No doubt they had been hailing, but the noise of the paddles stopped any one from hearing, while the coming evening prevented any one from seeing them till they were close on to us, and the little boat gliding along the ship’s side in company with the ice.

The boatman seemed to have lost his nerve, or else he would have tried to hook on with a hitcher; but he stood quite still, and as we all looked, one of the men who had been keeping off the ice made a dash at the boat with his hook, but missed her; and the next instant there was a loud shriek and a crash, and the little boat and the two men were out of sight under the great paddle-wheel of the steamer.

I dashed to the skylight, and shouted “Stop her!” to my mate, and the paddle-wheels ceased going round; when I followed all on deck to the side abaft the paddle-box, and in the dim light I could just see the swamped boat come up and pass astarn of us, floating amongst the ice.

“Here, get out a boat!” cried the captain, and directly after four of us were rowing about amongst the ice, trying to find the two poor fellows who had been beaten down. Now we tried one way, and now another, and always with the great thick sheets of ice grinding against us, and forcing the boat about; while I could not help thinking what a poor chance the best of swimmers would have had in the icy water, amongst the sharp, ragged-edged floes that were sweeping by.

It had got to be almost dark now, and the steamer lay some distance off, so that we could only see her by the lights hung out; when just as we had made up our minds that nothing more could be done, and were turning the boat’s head, there came a hail from the steamer for us to return.

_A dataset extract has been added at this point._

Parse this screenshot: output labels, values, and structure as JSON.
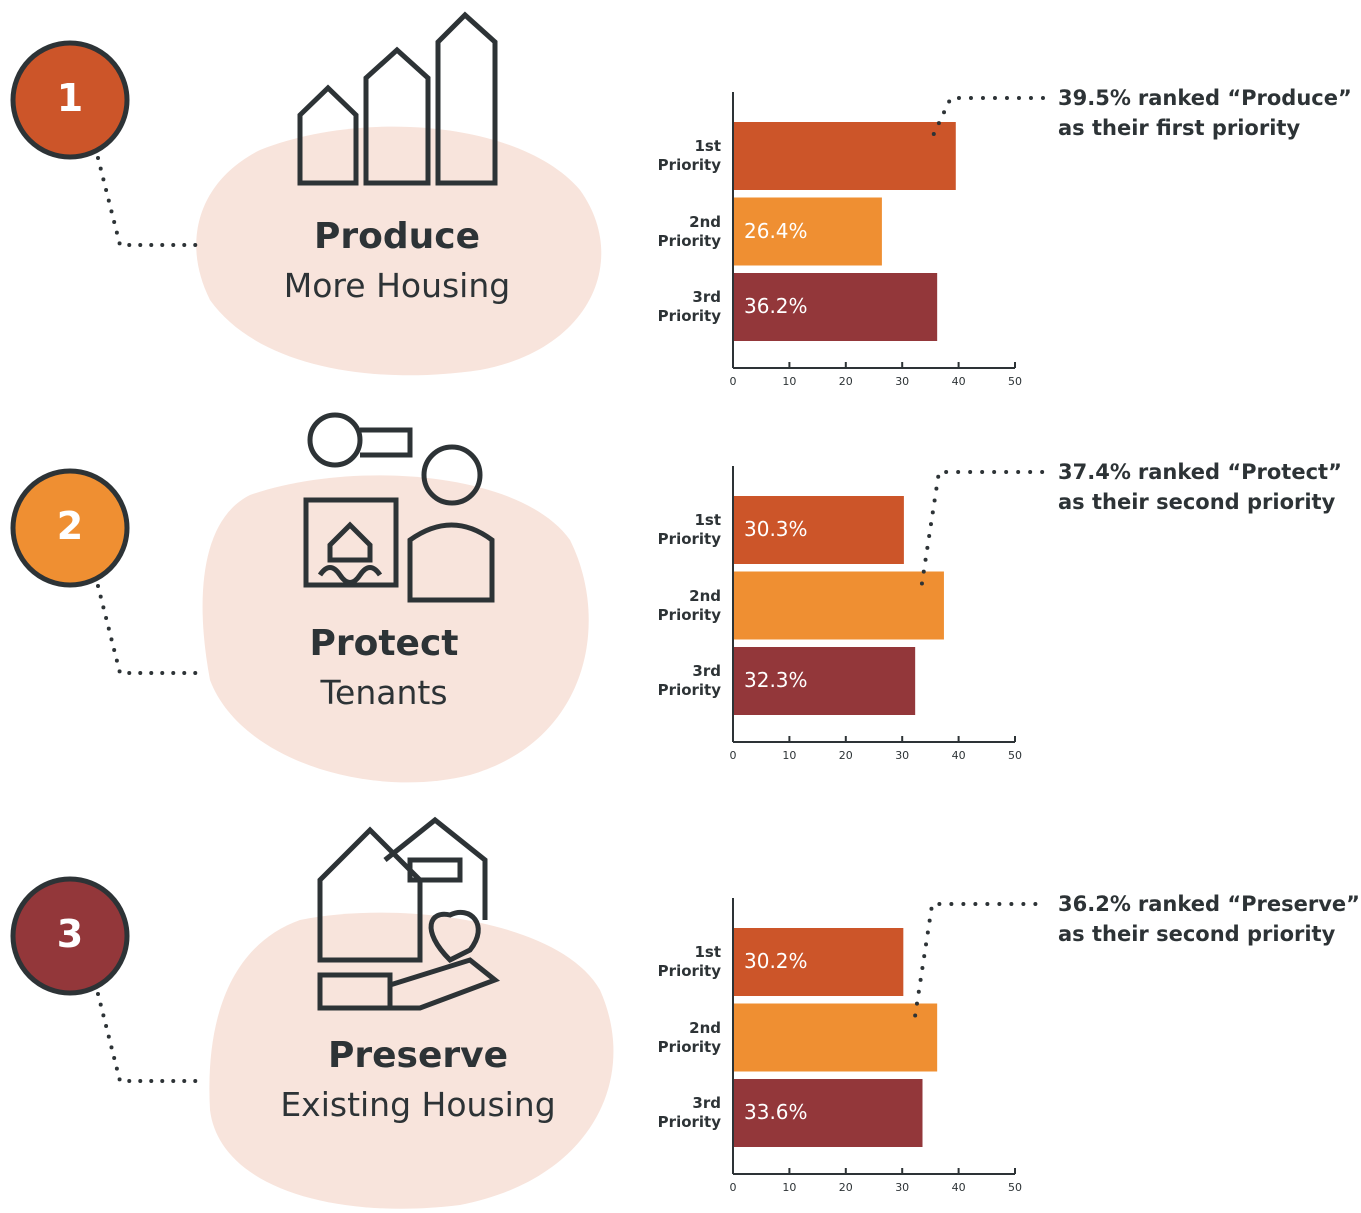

And that returning was not an easy job in the darkness, with the ice making the little boat shiver at every stroke of the oars, for it seemed to grow thicker and heavier all round us, so that we had to row carefully to keep from being overset. Till I saw it, I could hardly believe in such huge lumps of ice being anywhere out of the Polar seas; for here in England one would not expect to see pieces of ice lying stranded on the shore—pieces eight or ten feet high. But there, in the Humber, in a severe winter, a great quantity of sheet ice comes down with the tide, and being washed one piece over the other, they mount up and up, and freeze together till they get quite a height, while I have often seen small schooners and billy-boys froze in, and even raised right out of the water, so that they stood on a little hill of ice, which supported the middle, while you could walk under the keel of the fore part.

After a good deal of pushing and warding off blows, we got aside the steamer at last, when the captain shouted to us to row all along, for he thought once he had heard some one shout for help. So we put her gently alongside, round the paddle-box, and were going forward a bit, when I heard a shout close by me as made my blood turn cold.

But I was myself again next moment, and I got hold of a boat-hook and hitched on alongside.

“Throw us a rope,” I says; and they let down the tackle, when we hooked on, and directly after they had us hauled up to the davits, when I jumped on deck.

“Lend a hand here with a lanthorn,” I says, running up to the paddle-box.